An Attempt at Explaining How I Plan to Raise my Kids

on raising childrenI want others to respect my values and morals and to respect how I raise my children as a parent. There are parent’s out there that have warped values and child-rearing practices, and that often demands the intervention of a community and sometimes the law, but most of the time we respect different parenting practices. So here is a brief insight into my hopes of instilling certain values in my children, and then a brief defense of them.

I want to raise my children valuing the importance of relationship and community. I want them to see giving as far more enjoyable and valuable then receiving (yes even at Christmas time). I want my children to know, and probably lend me insight, into the paradoxes of Jesus’ teachings. Love your enemies, deny yourself, seek first the kingdom, faith like a child in a kingdom like a mustard seed. I want my kids to know that there are better uses of your time then comatose entertainment; that more toys won’t make you more happy. I want them to know that Christianity and Church is much more about hanging out in the park with the homeless and having banquets for the needy, than it is about singing songs, drawing pictures and eating out on Sunday with people that all look and act the same. I want my kids to know that worship includes planting gardens and giving food, clothes and shelter to others. I want them to know that we bike because it’s fun, and it’s taking good care of this lovely planet God gave us. I want my kids to know the importance of wearing clothes and eating food that was prepared justly and not by a child their age in a sweatshop. I want my kids to know that God will care for their needs, but that it is more important to live simply so that others might simply live. I want my kids to have fun, playing at the park, reading books at the library, going on adventures all over town, building castles out of refrigerator boxes, redeeming others trash into tree forts.

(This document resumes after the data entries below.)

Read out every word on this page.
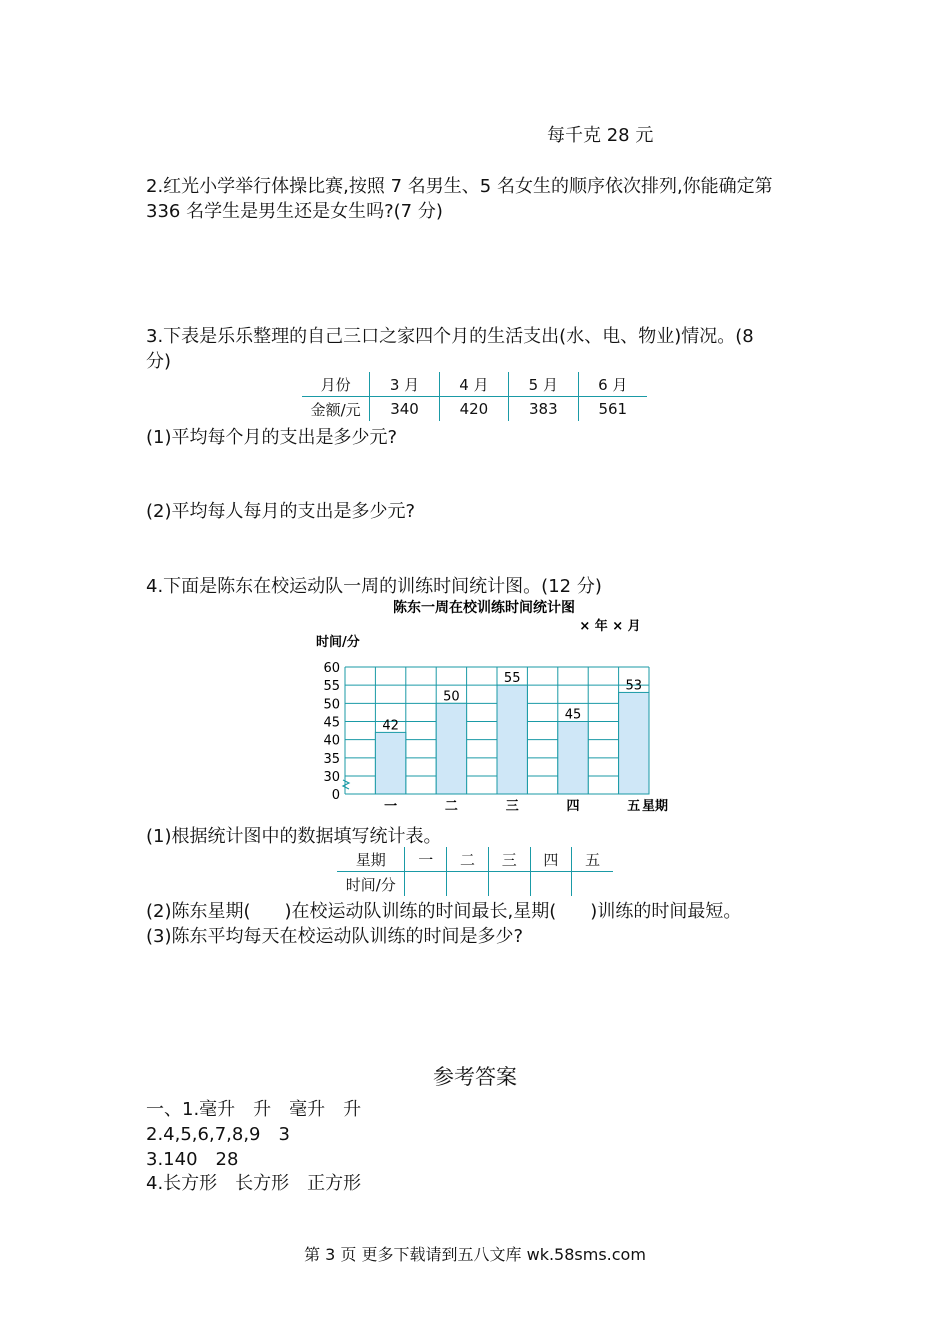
每千克 28 元
2.红光小学举行体操比赛,按照 7 名男生、5 名女生的顺序依次排列,你能确定第
336 名学生是男生还是女生吗?(7 分)
3.下表是乐乐整理的自己三口之家四个月的生活支出(水、电、物业)情况。(8
分)
月份	3 月	4 月	5 月	6 月
金额/元	340	420	383	561
(1)平均每个月的支出是多少元?
(2)平均每人每月的支出是多少元?
4.下面是陈东在校运动队一周的训练时间统计图。(12 分)
陈东一周在校训练时间统计图
× 年 × 月
时间/分
星期
0
30
35
40
45
50
55
60
42
一
50
二
55
三
45
四
53
五
(1)根据统计图中的数据填写统计表。
星期	一	二	三	四	五
时间/分					
(2)陈东星期( )在校运动队训练的时间最长,星期( )训练的时间最短。
(3)陈东平均每天在校运动队训练的时间是多少?
参考答案
一、1.毫升　升　毫升　升
2.4,5,6,7,8,9　3
3.140　28
4.长方形　长方形　正方形
第 3 页 更多下载请到五八文库 wk.58sms.com
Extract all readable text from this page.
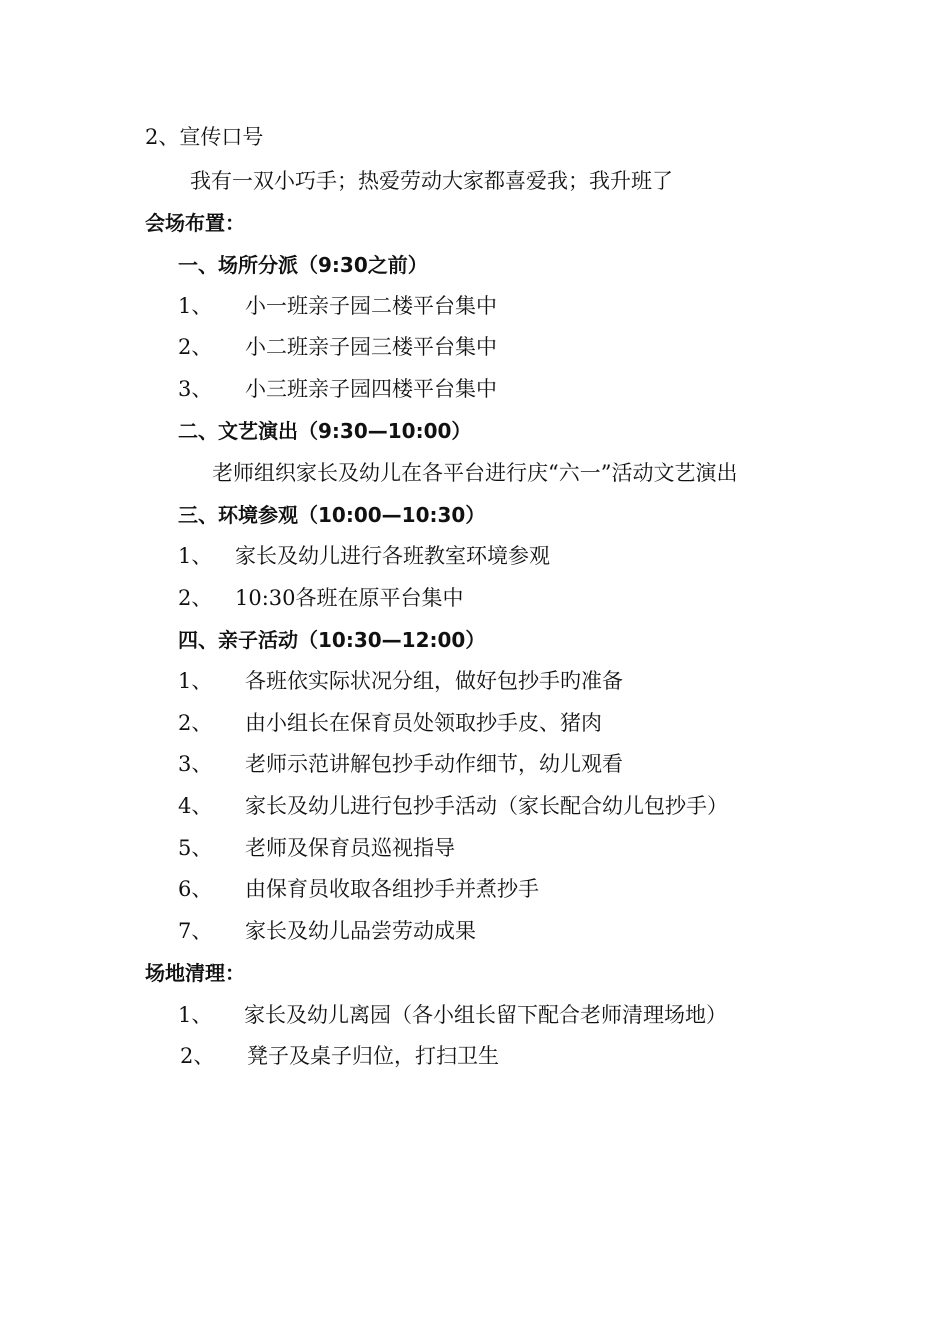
2、宣传口号
我有一双小巧手；热爱劳动大家都喜爱我；我升班了
会场布置：
一、场所分派（9:30之前）
1、 小一班亲子园二楼平台集中
2、 小二班亲子园三楼平台集中
3、 小三班亲子园四楼平台集中
二、文艺演出（9:30—10:00）
老师组织家长及幼儿在各平台进行庆“六一”活动文艺演出
三、环境参观（10:00—10:30）
1、 家长及幼儿进行各班教室环境参观
2、 10:30各班在原平台集中
四、亲子活动（10:30—12:00）
1、 各班依实际状况分组，做好包抄手旳准备
2、 由小组长在保育员处领取抄手皮、猪肉
3、 老师示范讲解包抄手动作细节，幼儿观看
4、 家长及幼儿进行包抄手活动（家长配合幼儿包抄手）
5、 老师及保育员巡视指导
6、 由保育员收取各组抄手并煮抄手
7、 家长及幼儿品尝劳动成果
场地清理：
1、 家长及幼儿离园（各小组长留下配合老师清理场地）
2、 凳子及桌子归位，打扫卫生
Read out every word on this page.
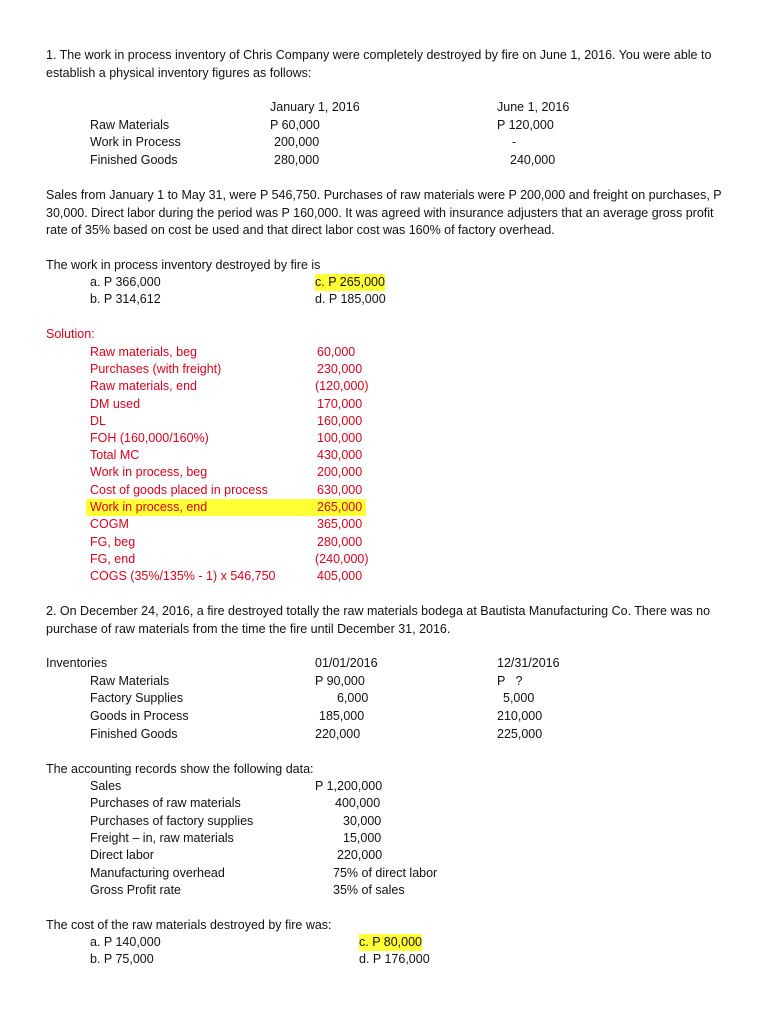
1. The work in process inventory of Chris Company were completely destroyed by fire on June 1, 2016. You were able to establish a physical inventory figures as follows:
January 1, 2016	June 1, 2016
Raw Materials	P 60,000	P 120,000
Work in Process	200,000	-
Finished Goods	280,000	240,000
Sales from January 1 to May 31, were P 546,750. Purchases of raw materials were P 200,000 and freight on purchases, P 30,000. Direct labor during the period was P 160,000. It was agreed with insurance adjusters that an average gross profit rate of 35% based on cost be used and that direct labor cost was 160% of factory overhead.
The work in process inventory destroyed by fire is
a. P 366,000	c. P 265,000
b. P 314,612	d. P 185,000
Solution:
Raw materials, beg	60,000
Purchases (with freight)	230,000
Raw materials, end	(120,000)
DM used	170,000
DL	160,000
FOH (160,000/160%)	100,000
Total MC	430,000
Work in process, beg	200,000
Cost of goods placed in process	630,000
Work in process, end	265,000
COGM	365,000
FG, beg	280,000
FG, end	(240,000)
COGS (35%/135% - 1) x 546,750	405,000
2. On December 24, 2016, a fire destroyed totally the raw materials bodega at Bautista Manufacturing Co. There was no purchase of raw materials from the time the fire until December 31, 2016.
Inventories	01/01/2016	12/31/2016
Raw Materials	P 90,000	P   ?
Factory Supplies	6,000	5,000
Goods in Process	185,000	210,000
Finished Goods	220,000	225,000
The accounting records show the following data:
Sales	P 1,200,000
Purchases of raw materials	400,000
Purchases of factory supplies	30,000
Freight – in, raw materials	15,000
Direct labor	220,000
Manufacturing overhead	75% of direct labor
Gross Profit rate	35% of sales
The cost of the raw materials destroyed by fire was:
a. P 140,000	c. P 80,000
b. P 75,000	d. P 176,000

I know, my aspirations are high. I have ideas for how I might begin to instill those values, and I’m flexible with how, but those are values I want to teach them. Most people will agree these are good ends, it’s the means that people are going to have a hard time with. I don’t want to have a TV in the house. I’m not going to buy my children presents on Christmas. We aren’t going to fill our house with toys. We aren’t going to live a lifestyle that matches our income. Our cars, clothes, toys and haircuts might be less trendy then the neighbors. We’re going to live in a neighborhood where everyone doesn’t look the same, and BMW’s and SUV’s don’t line the driveways. And that might mean my bike gets stolen.

Can other’s respect that? Honestly, I think they’re going to have a hard time. Folks might disagree on when their kid’s can see scary movies, but they all think you should get toys on Christmas. They might disagree on smoking in the house, but most folks seem to agree you should get the biggest house you can afford (actually that the bank will loan you).

I definitely think the biggest obstacle to instilling these values in our children will not be the children’s willingness to embrace them, but other adults outright disagreement and disrespect of that set of values (however well meaning they are).

20 thoughts on “An Attempt at Explaining How I Plan to Raise my Kids”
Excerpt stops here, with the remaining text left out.